Nie zapominajmy, iż uosobioną formą zła jest szatan, który na każdym kroku usiłuje rozbudzić zło w człowieku. Na różne sposoby próbuje uśpić ludzką czujność, co prowadzi do pochopnych i złych wyborów. Postać diabła pojawia się w „Fauście” J.W. Goethego, gdzie tytułowy bohater sprzedaje duszę w zamian za obietnice poznania „wszystkich tajemnic”. W efekcie umowa z szatanem doprowadza Fausta niemalże do wiecznego potępienia.

Zło przejawia się w ludziach także brakiem współczucia wobec innych. Ludzie widząc otaczającą ich szkodę nie próbują jej w żaden sposób zapobiec, tym samym zezwalają na jej dalszy postęp. Taka postawę w „Miłosierdziu gminy” Marii Konopnickiej reprezentuje ludność małego szwajcarskiego miasteczka, która urządza licytacje ludzi starszych co ma na celu zrzucenie ciężaru utrzymywani większej rodziny z biedniejszych obywateli. Bohater noweli, Kunz Wunderli został oddany na licytacje. Do tej sytuacji dopuszcza jego własny syn, któremu szkoda na zniedołężniałego ojca pieniędzy.

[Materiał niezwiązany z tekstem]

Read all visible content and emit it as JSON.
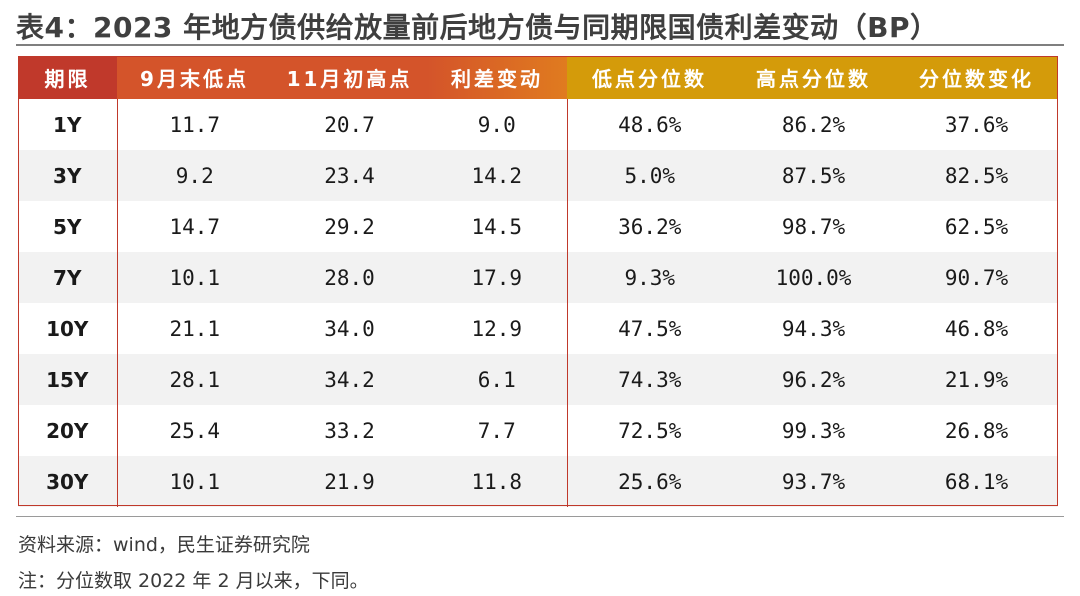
{
  "title": "表4：2023 年地方债供给放量前后地方债与同期限国债利差变动（BP）",
  "colors": {
    "header_red": "#c0392b",
    "header_orange_start": "#d4542a",
    "header_orange_end": "#e07b1f",
    "header_gold": "#d49b0a",
    "row_stripe": "#f2f2f2"
  },
  "chart_data": {
    "type": "table",
    "columns": [
      "期限",
      "9月末低点",
      "11月初高点",
      "利差变动",
      "低点分位数",
      "高点分位数",
      "分位数变化"
    ],
    "rows": [
      [
        "1Y",
        "11.7",
        "20.7",
        "9.0",
        "48.6%",
        "86.2%",
        "37.6%"
      ],
      [
        "3Y",
        "9.2",
        "23.4",
        "14.2",
        "5.0%",
        "87.5%",
        "82.5%"
      ],
      [
        "5Y",
        "14.7",
        "29.2",
        "14.5",
        "36.2%",
        "98.7%",
        "62.5%"
      ],
      [
        "7Y",
        "10.1",
        "28.0",
        "17.9",
        "9.3%",
        "100.0%",
        "90.7%"
      ],
      [
        "10Y",
        "21.1",
        "34.0",
        "12.9",
        "47.5%",
        "94.3%",
        "46.8%"
      ],
      [
        "15Y",
        "28.1",
        "34.2",
        "6.1",
        "74.3%",
        "96.2%",
        "21.9%"
      ],
      [
        "20Y",
        "25.4",
        "33.2",
        "7.7",
        "72.5%",
        "99.3%",
        "26.8%"
      ],
      [
        "30Y",
        "10.1",
        "21.9",
        "11.8",
        "25.6%",
        "93.7%",
        "68.1%"
      ]
    ]
  },
  "footer": {
    "source": "资料来源：wind，民生证券研究院",
    "note": "注：分位数取 2022 年 2 月以来，下同。"
  }
}
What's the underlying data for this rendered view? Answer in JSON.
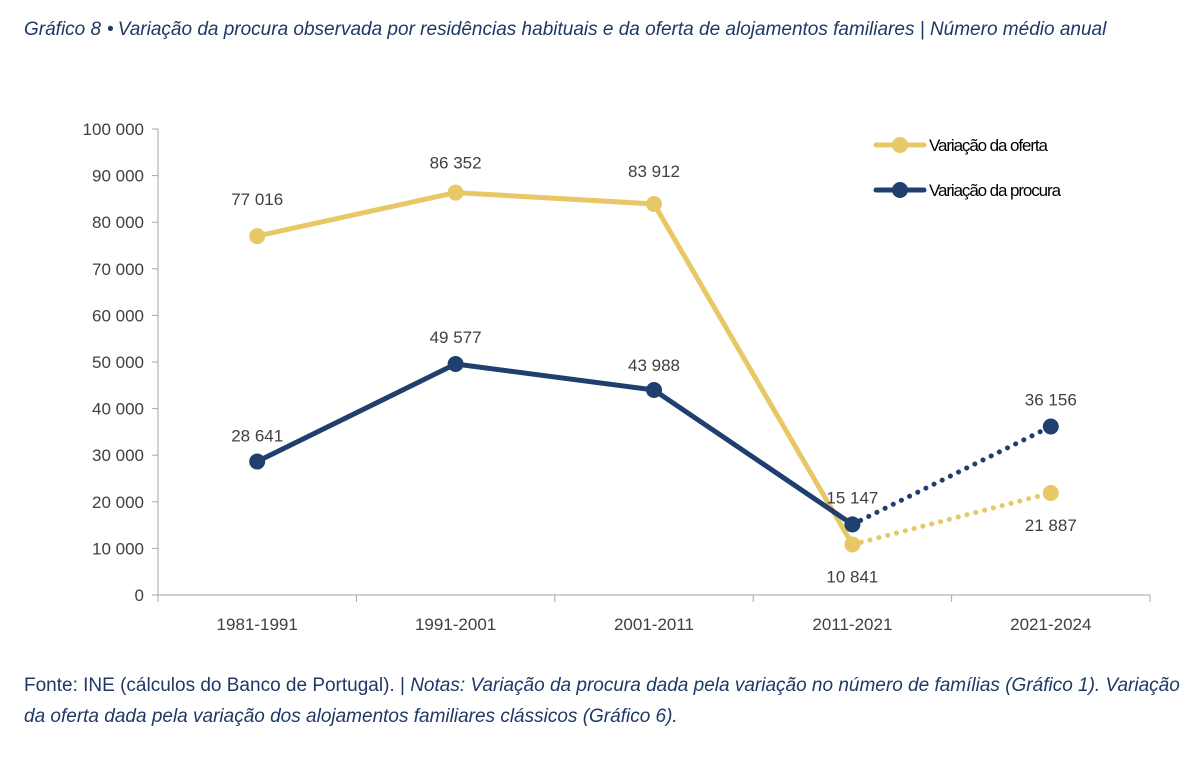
{
  "header": {
    "label": "Gráfico 8",
    "bullet": "•",
    "title": "Variação da procura observada por residências habituais e da oferta de alojamentos familiares | Número médio anual"
  },
  "footer": {
    "source": "Fonte: INE (cálculos do Banco de Portugal). |",
    "notes_label": "Notas:",
    "notes": "Variação da procura dada pela variação no número de famílias (Gráfico 1). Variação da oferta dada pela variação dos alojamentos familiares clássicos (Gráfico 6)."
  },
  "chart_data": {
    "type": "line",
    "categories": [
      "1981-1991",
      "1991-2001",
      "2001-2011",
      "2011-2021",
      "2021-2024"
    ],
    "ylim": [
      0,
      100000
    ],
    "yticks": [
      0,
      10000,
      20000,
      30000,
      40000,
      50000,
      60000,
      70000,
      80000,
      90000,
      100000
    ],
    "ytick_labels": [
      "0",
      "10 000",
      "20 000",
      "30 000",
      "40 000",
      "50 000",
      "60 000",
      "70 000",
      "80 000",
      "90 000",
      "100 000"
    ],
    "grid": false,
    "legend_position": "top-right",
    "series": [
      {
        "name": "Variação da oferta",
        "color": "#e8c767",
        "values": [
          77016,
          86352,
          83912,
          10841,
          21887
        ],
        "labels": [
          "77 016",
          "86 352",
          "83 912",
          "10 841",
          "21 887"
        ],
        "dotted_last_segment": true
      },
      {
        "name": "Variação da procura",
        "color": "#1f3f6e",
        "values": [
          28641,
          49577,
          43988,
          15147,
          36156
        ],
        "labels": [
          "28 641",
          "49 577",
          "43 988",
          "15 147",
          "36 156"
        ],
        "dotted_last_segment": true
      }
    ]
  }
}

Niektóre ludzkie czyny prowadza do wielu konfliktów. Większe konflikty są przyczynami wojen, które zmuszają wielu ludzi do popełniania zbrodni, zabijania. Wojna jest zła, ale nie wszyscy którzy biorą w niej udział są do końca zepsuci. Wielu ludzi, których sumienie nigdy nie pozwoliłoby na popełnienie jakiejkolwiek zbrodni, musiało przeciwstawić się własnej naturze i dopuścić się mnóstwa zbrodni. Jednym z takich ludzi był Krzysztof Kamil Baczyński, który próbował oderwać się od otaczającej go rzeczywistości poprzez własne wiersze.

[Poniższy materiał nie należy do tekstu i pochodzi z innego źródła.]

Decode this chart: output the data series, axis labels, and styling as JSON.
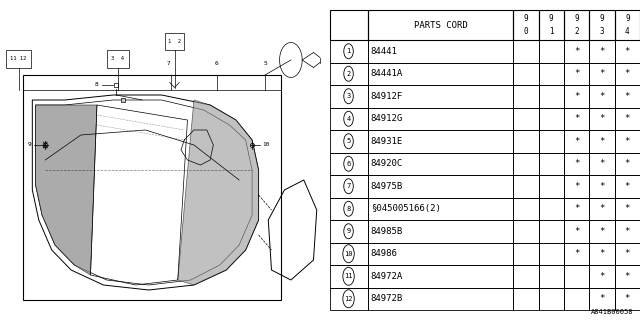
{
  "bg_color": "#ffffff",
  "table_header": "PARTS CORD",
  "columns": [
    "90",
    "91",
    "92",
    "93",
    "94"
  ],
  "rows": [
    {
      "num": "1",
      "code": "84441",
      "marks": [
        "",
        "",
        "*",
        "*",
        "*"
      ]
    },
    {
      "num": "2",
      "code": "84441A",
      "marks": [
        "",
        "",
        "*",
        "*",
        "*"
      ]
    },
    {
      "num": "3",
      "code": "84912F",
      "marks": [
        "",
        "",
        "*",
        "*",
        "*"
      ]
    },
    {
      "num": "4",
      "code": "84912G",
      "marks": [
        "",
        "",
        "*",
        "*",
        "*"
      ]
    },
    {
      "num": "5",
      "code": "84931E",
      "marks": [
        "",
        "",
        "*",
        "*",
        "*"
      ]
    },
    {
      "num": "6",
      "code": "84920C",
      "marks": [
        "",
        "",
        "*",
        "*",
        "*"
      ]
    },
    {
      "num": "7",
      "code": "84975B",
      "marks": [
        "",
        "",
        "*",
        "*",
        "*"
      ]
    },
    {
      "num": "8",
      "code": "§045005166(2)",
      "marks": [
        "",
        "",
        "*",
        "*",
        "*"
      ]
    },
    {
      "num": "9",
      "code": "84985B",
      "marks": [
        "",
        "",
        "*",
        "*",
        "*"
      ]
    },
    {
      "num": "10",
      "code": "84986",
      "marks": [
        "",
        "",
        "*",
        "*",
        "*"
      ]
    },
    {
      "num": "11",
      "code": "84972A",
      "marks": [
        "",
        "",
        "",
        "*",
        "*"
      ]
    },
    {
      "num": "12",
      "code": "84972B",
      "marks": [
        "",
        "",
        "",
        "*",
        "*"
      ]
    }
  ],
  "footnote": "A841B00058",
  "lc": "#000000",
  "table_fs": 6.5
}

Motyw zła jest również obecny w powieści A. Camusa pod tytułem "Dżuma". Tytułowa choroba jest złem, które nie tylko panuje na świecie, ale jest wewnątrz każdego człowieka „Wiem na pewno, że każdy nosi w sobie dżumę, nikt bowiem, nie, nikt na świecie nie jest od niej wolny”. Walka z epidemią, która wyniszcza ludzi, to w istocie walka ze złem, które nie jest karą za grzechy zesłaną przez Boga, ale wywodzi się od samego człowieka. Ludzie nigdy z nim nie wygrają; triumf nad złem nie jest wieczny „...Bakcyl dżumy nigdy nie umiera i nie znika, może przez dziesiątki lat pozostać uśpiony...”.

Zło Towarzyszy nam od pradziejów, jest nieodłącznym elementem świata ludzi i nic nie wskazuje na to, że nas opuści. Pochodzi z człowieka, ale z człowieka pochodzi również dobro. To jacy jesteśmy zależy od naszego sumienia oraz wyborów jakie w życiu podejmujemy. W każdym znajduje się pierwiastek zła, ale tylko od nas zależy czy pozwolimy mu rozwinąć się do tego stopnia aby zamienił nas w bezduszne maszyny.